(Photo: Reuters/Brendan McDermid)
A new political advocacy organization called "No Labels" encourages more bipartisanship to solve the nation's political challenges.
No Labels is led by former Utah Governor Jon Huntsman, who ran as a moderate Republican in his unsuccessful bid last year for the Republican presidential nomination, and West Virginia Sen. Joe Manchin, one of the most conservative Democrats in the U.S. Senate.
At a New York City Monday meeting, the group unveiled 25 members of Congress who agreed to work together on pragmatic solutions to some of the nation's problems.
The group was cofounded in 2010. Among the 10 co-founders are CNN contributor John Avlon; Bill Galston, a senior fellow at Brookings Institutions who worked in the Bill Clinton White House; and David Walker, who served as comptroller general under president's Clinton and George W. Bush. This week's meeting is somewhat of a re-launch for their group with their new spokespersons.
No Labels has not supported specific policy proposals. Rather, its agenda is focused on fixing the political process in the hopes of getting Democrats and Republicans focused on finding common ground solutions.
The agenda items on No Labels' website include calls for reforming the Senate filibuster, no pay for members of Congress unless they pass a budget, a monthly forum – similar to some parliamentary systems, where members on Congress ask the president questions – bipartisan seating such that all members of Congress sit next to at least one member of the opposite party, and a line-item veto for the president.
"This is not about finding the endpoint for a specific policy issue," Huntsman said Sunday on ABC's "This Week." "This is about creating a pathway that speaks to problem solving. So the whole attempt here is to create a new attitude that speaks to problem solving. It's not about ideology, it's about extreme partisanship. That's the problem today."
A recent Gallup poll suggests that many Americans agree. When ask an open-ended question about the most important problem facing the country, 18 percent mentioned dissatisfaction with government, the third most mentioned problem after the economy and the debt.
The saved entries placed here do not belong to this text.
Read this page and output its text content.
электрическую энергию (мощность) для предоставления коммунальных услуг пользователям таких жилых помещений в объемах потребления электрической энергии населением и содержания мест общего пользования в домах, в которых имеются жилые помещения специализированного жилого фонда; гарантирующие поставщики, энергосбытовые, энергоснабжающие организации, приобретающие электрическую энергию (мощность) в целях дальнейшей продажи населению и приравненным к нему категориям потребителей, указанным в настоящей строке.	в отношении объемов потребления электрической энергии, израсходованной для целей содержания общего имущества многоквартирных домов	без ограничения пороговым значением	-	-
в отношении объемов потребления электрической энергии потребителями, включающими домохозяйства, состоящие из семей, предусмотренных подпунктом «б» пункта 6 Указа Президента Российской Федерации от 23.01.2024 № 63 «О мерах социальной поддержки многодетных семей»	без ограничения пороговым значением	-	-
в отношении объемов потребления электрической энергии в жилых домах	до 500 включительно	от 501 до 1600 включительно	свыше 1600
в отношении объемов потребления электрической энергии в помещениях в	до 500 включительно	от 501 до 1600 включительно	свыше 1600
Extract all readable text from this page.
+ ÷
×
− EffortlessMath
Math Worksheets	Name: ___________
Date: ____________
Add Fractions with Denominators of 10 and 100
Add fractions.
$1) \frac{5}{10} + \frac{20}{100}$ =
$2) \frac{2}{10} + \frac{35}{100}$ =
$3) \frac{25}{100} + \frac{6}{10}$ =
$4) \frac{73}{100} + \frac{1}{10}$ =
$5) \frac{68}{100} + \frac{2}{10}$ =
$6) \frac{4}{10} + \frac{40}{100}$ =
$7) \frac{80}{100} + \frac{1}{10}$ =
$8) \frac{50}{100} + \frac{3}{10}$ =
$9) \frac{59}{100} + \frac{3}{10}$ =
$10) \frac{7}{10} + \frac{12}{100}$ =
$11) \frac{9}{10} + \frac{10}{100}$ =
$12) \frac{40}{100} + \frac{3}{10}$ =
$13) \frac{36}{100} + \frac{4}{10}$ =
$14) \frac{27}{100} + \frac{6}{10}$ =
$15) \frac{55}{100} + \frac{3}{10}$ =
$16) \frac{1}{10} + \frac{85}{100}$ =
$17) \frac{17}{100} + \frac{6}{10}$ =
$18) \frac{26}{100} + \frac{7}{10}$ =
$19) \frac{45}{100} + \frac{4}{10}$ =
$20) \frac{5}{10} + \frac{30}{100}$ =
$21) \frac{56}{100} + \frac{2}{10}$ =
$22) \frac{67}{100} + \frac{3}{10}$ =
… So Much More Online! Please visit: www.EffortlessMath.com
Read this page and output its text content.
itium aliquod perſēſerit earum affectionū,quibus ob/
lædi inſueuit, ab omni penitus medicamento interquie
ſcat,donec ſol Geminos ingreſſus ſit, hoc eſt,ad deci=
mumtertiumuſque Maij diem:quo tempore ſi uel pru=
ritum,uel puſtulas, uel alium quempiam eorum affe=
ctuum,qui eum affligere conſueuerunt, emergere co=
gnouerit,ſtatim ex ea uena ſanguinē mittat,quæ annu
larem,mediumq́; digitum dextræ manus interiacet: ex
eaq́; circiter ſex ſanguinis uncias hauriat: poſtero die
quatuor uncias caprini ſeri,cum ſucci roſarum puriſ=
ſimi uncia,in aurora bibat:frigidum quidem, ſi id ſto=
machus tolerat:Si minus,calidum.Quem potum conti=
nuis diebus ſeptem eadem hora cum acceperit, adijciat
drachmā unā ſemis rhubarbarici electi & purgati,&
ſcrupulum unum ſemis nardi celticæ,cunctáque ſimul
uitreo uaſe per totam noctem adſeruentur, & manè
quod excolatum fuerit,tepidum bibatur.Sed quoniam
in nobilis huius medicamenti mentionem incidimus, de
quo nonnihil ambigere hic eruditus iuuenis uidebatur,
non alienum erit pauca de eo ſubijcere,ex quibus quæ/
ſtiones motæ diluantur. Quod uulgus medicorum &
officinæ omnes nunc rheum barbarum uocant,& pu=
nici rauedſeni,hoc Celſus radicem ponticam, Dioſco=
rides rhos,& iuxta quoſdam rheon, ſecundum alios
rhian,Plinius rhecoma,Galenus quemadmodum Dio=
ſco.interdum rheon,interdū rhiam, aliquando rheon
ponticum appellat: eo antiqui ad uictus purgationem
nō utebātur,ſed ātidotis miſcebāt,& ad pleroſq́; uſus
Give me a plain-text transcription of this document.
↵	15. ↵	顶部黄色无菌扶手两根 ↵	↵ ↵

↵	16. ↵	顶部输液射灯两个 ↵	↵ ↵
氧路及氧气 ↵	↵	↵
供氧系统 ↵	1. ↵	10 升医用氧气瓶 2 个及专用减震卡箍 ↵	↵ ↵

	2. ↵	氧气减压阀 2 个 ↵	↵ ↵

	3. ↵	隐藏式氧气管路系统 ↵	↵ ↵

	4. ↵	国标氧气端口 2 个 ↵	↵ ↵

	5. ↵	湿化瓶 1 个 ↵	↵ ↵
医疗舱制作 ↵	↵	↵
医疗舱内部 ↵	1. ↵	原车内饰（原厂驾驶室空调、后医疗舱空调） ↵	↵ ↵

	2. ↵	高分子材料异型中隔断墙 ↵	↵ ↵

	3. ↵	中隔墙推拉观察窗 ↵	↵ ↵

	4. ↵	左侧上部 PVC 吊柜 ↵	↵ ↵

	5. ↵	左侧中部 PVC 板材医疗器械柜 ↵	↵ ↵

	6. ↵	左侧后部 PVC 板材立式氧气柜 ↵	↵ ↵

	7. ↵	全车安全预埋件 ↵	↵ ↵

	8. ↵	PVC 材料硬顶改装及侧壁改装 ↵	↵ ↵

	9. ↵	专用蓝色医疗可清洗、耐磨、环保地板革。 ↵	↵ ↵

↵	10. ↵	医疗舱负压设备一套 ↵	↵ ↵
The group has its critics as well.
"No Labels might be less of a joke," wrote conservative columnist Jennifer Rubin for The Washington Post, "if the group's list of 24 'Problem Solvers,' committed to bipartisanship and civil language, did not include Jon Huntsman (who not only holds no office but regularly smeared Republicans during his presidential campaign with such jibes as 'anti-science' and recently accused Republicans of having no soul) or Rep. Jim Moran (D-Va.), who is unmatched in his vitriol, penchant for anti-Israel remarks and general incivility."